Qualità della vita, rapporto 2019: tre città venete tra le prime dieci

Pubblicato il 17 Dicembre 2019 in Belluno, Padova, Rovigo, Treviso, Venezia, Verona, Vicenza

 

Qualità della vita nelle cento province d’Italia: nella trentesima edizione della speciale “classifica” elaborata dal Sole 24 ore Milano si conferma, come nel 2018, al primo posto, grazie alle performance eccellenti nei campi della vivacità sociale, dell’economia e delle infrastrutture. Vicinissime a Milano per qualità della vita sono Trento (al secondo posto assoluto) e Bolzano (al terzo). Ma tra le prime dieci in classifica ci sono anche tre città venete: Verona al settimo, Treviso è ottava in classifica. Venezia si piazza al nono posto, mentre Vicenza segue all’undicesimo. Più distanziata Padova, al 23 posto, ma anch’essa in recupero di 10 punti rispetto allo scorso anno.

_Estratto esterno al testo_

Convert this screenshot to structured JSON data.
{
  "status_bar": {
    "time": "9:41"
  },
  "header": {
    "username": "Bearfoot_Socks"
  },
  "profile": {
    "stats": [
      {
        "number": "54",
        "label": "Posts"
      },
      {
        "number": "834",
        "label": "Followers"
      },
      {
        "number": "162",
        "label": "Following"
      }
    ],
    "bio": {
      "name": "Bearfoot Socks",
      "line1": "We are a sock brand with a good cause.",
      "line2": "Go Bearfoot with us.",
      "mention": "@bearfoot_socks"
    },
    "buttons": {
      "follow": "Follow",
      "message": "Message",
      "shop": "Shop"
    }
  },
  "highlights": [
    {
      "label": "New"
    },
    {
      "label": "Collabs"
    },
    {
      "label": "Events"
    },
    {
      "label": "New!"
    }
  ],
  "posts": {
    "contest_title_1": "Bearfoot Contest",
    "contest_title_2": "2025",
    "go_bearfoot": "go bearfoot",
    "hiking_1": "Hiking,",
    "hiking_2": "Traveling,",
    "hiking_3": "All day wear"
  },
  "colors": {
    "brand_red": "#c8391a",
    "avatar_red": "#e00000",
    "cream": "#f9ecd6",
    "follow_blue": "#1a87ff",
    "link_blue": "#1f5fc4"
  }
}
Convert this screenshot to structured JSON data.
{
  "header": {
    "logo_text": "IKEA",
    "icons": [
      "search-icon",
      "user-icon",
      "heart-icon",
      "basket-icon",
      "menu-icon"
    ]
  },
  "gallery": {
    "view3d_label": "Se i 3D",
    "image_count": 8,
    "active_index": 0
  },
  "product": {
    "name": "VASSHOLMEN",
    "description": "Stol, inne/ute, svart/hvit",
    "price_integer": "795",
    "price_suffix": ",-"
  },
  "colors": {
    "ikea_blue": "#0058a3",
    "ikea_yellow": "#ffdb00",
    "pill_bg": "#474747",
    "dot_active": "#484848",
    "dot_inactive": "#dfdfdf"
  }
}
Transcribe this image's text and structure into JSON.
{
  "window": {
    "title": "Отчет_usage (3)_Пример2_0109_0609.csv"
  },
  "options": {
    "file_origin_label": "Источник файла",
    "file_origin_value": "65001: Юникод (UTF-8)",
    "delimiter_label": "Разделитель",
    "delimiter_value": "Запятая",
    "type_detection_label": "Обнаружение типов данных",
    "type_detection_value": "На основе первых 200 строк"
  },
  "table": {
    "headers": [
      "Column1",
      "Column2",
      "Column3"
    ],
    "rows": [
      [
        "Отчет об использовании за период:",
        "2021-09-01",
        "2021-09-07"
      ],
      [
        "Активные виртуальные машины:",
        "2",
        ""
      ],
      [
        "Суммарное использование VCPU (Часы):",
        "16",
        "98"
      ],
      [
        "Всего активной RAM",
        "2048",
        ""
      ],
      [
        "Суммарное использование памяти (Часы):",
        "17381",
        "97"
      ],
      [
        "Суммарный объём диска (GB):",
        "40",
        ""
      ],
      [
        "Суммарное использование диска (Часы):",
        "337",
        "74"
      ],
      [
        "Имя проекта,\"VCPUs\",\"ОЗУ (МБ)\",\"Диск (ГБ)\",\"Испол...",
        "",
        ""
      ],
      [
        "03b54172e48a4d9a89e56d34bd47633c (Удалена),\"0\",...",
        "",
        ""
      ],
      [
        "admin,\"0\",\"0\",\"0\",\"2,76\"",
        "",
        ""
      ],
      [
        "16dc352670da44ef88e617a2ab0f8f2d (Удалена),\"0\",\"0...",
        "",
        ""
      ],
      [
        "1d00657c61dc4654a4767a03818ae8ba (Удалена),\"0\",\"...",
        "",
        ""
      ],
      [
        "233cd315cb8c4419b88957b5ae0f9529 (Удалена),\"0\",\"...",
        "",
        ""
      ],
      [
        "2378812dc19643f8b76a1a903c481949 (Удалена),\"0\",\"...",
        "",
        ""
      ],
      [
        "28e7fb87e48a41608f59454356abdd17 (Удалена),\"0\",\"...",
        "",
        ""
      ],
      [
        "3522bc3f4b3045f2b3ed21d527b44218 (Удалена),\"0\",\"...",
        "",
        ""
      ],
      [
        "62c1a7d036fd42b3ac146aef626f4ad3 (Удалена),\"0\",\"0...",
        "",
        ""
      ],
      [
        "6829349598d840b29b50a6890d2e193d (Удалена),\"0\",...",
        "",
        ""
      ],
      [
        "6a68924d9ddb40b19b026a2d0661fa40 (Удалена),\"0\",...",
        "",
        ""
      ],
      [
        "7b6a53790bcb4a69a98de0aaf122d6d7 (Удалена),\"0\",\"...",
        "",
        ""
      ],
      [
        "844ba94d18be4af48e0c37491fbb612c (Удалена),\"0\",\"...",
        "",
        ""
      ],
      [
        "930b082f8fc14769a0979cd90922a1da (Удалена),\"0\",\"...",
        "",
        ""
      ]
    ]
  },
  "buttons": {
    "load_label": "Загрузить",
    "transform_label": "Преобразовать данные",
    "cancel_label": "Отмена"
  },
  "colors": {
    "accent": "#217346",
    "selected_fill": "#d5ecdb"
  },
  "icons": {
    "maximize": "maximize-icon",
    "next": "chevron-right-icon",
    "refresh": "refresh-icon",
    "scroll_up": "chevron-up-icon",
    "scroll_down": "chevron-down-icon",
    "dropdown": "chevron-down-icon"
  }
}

Male Belluno, che ancora nel 2017 era al primo posto assoluto per qualità della vita. Oggi è precipitata in 51esima posizione, nonostante l’eccellente prestazione in termini in termini di giustizia e sicurezza (quarto posto assoluto). Precipita anche Rovigo, che era 26esima e oggi è 70esima. A penalizzare queste realtà di provincia, sono stati i nuovi criteri utilizzati per elaborare la classifica, che mettono in particolare rilievo le carenze infrastrutturali e dei servizi e invece premiano la vivacità sociale e demografica.

«A dispetto di prefiche e cassandre, la società veneta, fatta di tanti cittadini che credono nella solidarietà e nella partecipazione attiva. di tanti amministratori e di bravi sindaci – che al di là del colore politico, hanno in testa i valori del buon vivere, della coesione civile e del rispetto – è sempre in testa per qualità della vita. Siamo una società che conosce la solidarietà per i più fragili, come dimostrano le statistiche che evidenziano che un veneto su 5 fa volontariato». Così il presidente della Regione Veneto, Luca Zaia, ha commentato lo scenario tracciato dal rapporto 2019 del Sole 24 Ore. «Per tutti noi, per i sindaci e gli amministratori veneti, il rapporto 2019 è una conferma incoraggiante. Ma non si tratta certo di un punto di arrivo – ha aggiunto Zaia – ma motivo di ulteriore stimolo per non sedersi sugli allori e impegnarsi al massimo per migliorare ancora».